Language codes for Twitter

Brueghel's Tower of BabelHow to find tweets in a specific language?

That’s an issue for many Twitter users, including language learners and native speakers of other languages. Because of the dominance of English on the web, it’s easy to find English tweets. But finding tweets in other languages is not so straightforward.

One solution could be to tag each tweet with a language code. Using IANA’s existing language codes seems an ideal solution for compatibility and ease of recognition. This coding system is used widely on the web and in its basic form uses a two-letter code for each language. For example, the code for English is en, the code for Maori is mi.

It would be possible to use a tag prefix symbol in front of each code so that we could search for tweets in that language. But we need to use a different tag prefix than is currently used for tweet topics. Ideally, we could use just a single non-alpha character: where # is used for topic tags, we could use something like the percent sign. So, a tweet in modern Greek might be tagged with %el.

It might also be useful to flag tweets written in a non-standard language character set. For example, because of the limitations of some Twitter clients, we might want an additional symbol to tag a tweet that it is in Greek but which is transliterated into an English character set. Eg %el!

Since there is a lack of documentation on which specific characters are distinguished by Twitter’s search function, any use of a new tag prefix to denote language will require some trial-and-error testing to ensure it works effectively. If the polyglot community of Twitter users could agree on such a coding system, it would make it much easier to find relevant posts in languages other than English.

Image: Brueghel’s Tower of Babel

Bookmark and Share

8 thoughts on “Language codes for Twitter

  1. Heru Kurniawan

    Is still issue, isn’t..Yes, I am totally agree with you that with a coding system, it would make it much easier to find relevant posts in languages other than English. I hope it can carried out.

  2. Alex Boschmans

    Unless you do an analysis of each tweet, you cannot readely distinguish the language in tweets – however each tweet does come with the iso language code of the user that created it.

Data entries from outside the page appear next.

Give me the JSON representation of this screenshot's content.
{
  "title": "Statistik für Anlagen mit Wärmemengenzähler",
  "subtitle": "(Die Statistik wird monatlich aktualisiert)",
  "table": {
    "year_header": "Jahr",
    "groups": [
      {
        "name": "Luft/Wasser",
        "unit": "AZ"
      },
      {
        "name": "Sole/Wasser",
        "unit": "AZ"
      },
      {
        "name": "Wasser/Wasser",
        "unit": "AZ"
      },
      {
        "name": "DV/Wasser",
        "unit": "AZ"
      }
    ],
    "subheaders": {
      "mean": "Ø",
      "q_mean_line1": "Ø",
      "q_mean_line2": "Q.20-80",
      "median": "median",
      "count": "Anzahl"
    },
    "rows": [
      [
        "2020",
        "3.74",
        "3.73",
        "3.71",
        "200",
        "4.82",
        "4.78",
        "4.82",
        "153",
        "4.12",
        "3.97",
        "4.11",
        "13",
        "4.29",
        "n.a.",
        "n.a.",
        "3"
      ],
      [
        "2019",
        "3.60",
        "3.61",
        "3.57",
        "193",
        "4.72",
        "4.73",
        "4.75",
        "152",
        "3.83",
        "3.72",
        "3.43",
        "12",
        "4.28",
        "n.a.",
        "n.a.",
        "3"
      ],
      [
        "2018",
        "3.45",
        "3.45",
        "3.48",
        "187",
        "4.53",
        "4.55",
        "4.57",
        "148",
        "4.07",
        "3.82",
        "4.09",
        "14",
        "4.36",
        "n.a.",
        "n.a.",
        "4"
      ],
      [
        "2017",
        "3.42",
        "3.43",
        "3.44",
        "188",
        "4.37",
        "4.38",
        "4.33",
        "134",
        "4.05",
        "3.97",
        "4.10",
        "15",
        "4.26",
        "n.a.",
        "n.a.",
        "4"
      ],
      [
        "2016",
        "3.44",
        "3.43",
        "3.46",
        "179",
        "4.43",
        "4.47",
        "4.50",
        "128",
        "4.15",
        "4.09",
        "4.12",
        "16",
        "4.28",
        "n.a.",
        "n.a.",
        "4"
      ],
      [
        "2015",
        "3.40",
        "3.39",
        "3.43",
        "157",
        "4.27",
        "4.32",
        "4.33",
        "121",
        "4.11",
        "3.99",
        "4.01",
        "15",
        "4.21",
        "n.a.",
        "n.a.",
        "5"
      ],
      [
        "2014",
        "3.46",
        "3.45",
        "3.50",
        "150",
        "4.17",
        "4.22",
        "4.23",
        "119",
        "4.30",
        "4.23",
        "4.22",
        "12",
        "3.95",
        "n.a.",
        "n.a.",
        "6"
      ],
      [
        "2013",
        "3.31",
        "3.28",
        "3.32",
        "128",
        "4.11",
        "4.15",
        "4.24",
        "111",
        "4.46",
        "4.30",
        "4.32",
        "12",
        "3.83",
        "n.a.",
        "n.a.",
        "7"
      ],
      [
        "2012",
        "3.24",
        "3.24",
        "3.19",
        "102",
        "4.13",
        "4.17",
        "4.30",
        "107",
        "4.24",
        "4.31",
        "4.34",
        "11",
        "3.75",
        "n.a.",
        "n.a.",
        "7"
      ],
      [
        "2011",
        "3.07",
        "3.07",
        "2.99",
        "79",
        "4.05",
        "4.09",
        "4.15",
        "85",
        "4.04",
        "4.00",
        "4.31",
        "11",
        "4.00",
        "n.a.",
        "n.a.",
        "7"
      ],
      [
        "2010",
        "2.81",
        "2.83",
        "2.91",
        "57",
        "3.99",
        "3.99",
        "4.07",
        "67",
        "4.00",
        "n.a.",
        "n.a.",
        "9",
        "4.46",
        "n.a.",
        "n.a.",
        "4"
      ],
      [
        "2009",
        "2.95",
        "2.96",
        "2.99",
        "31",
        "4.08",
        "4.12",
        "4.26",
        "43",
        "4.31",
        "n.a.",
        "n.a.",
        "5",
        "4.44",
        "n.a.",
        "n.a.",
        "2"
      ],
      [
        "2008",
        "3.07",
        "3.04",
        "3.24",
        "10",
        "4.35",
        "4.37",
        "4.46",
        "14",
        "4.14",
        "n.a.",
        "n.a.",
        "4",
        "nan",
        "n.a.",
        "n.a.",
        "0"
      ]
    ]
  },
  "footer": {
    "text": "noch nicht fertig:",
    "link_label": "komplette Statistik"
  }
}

    I know, cos I’m currently scanning keywords in twitter and differentiating tweets based on these language codes :-)

    For a demo, see http://twitalytics.dataconnect.be/twitdemo – on the right hand side of each tweet the iso language code is shown.

    There is ofcourse (at least) one problem – multiple language speaking tweeters. They set their code once and tweet in 3 or 4 different languages. No way to distinguish the tweets except if you use bayesian or trigram analysis. And then you have those that set it to whatever just to get rid of it.

    But with it you can do *some* filtering so that most of the noise is cleaned out.

    Contact me via mail if you want more info on this.

    Regards,

    Alex

    1. Paul Left Post author

      Fascinating – thanks for this! I hadn’t realised the user’s language code was attached to every tweet. As a language learner I’d like to be able to use several languages, hence the idea of embedding the 2-letter codes within each tweet. It’d be nice if you could at least override your own default language code for individual tweets.

      Thanks again for the interesting link…

  3. Hywel

    I’ve just started looking at the language codes of tweets including the word ‘Cymraeg’ (i.e. the Welsh word for Welsh). Of 100, all were written in either Welsh or English, or a mix of the two, with one including some Scottish Gaelic too. 37 were coded as English, 20 as Dutch, 10 French, 7 Polish, 6 Icelandic, 4 German, 4 Danish, 3 Italian, 2 Norwegian, 2 Spanish, and 1 each in Esperanto, Finnish, Indonesian, Lithuanian and Portugese. I think one can be fairly certain that these language codes were not set (at least deliberately) by the users.

  4. Paul Left Post author

    My understanding is that Twitter has a language setting for users but not for individual tweets. ie when a user posts a new tweet, they cannot set the language for that tweet but it inherits the language of its user. So Twitter appears to make the assumption that every user has one native language and doesn’t make allowances for using multiple languages. For language learners or bilingual users it’s less than ideal. That’s why my original post was suggesting a way to include a two-letter language code for individual tweets.

    These comments relate to tweets written using a standard Twitter client. I’m not sure what provision there is in Twitter’s API for including a language code in individual tweets – maybe it would be possible to develop a client which did allow selection of a language code for individual tweets but I don’t think this would be straightforward. Happy to be contradicted on this :-)

  5. Dafydd Tomos

    The language code returned for individual tweets are clearly incorrect. My twitter client interface is in English, although I’m not aware that it sends any language code. My tweets in the last few days are marked as English, Danish, French and Polish.

    Rather than a problem with the code sent from the client, it might be a bug in the Search API as noted here ?

    The set of language codes supported by the API appears to be restricted to the languages officially supported by Twitter as an interface language, so it’s not much use for any unsupported languages. Twitter’s l10n support seems rather poor in general.

Comments are closed.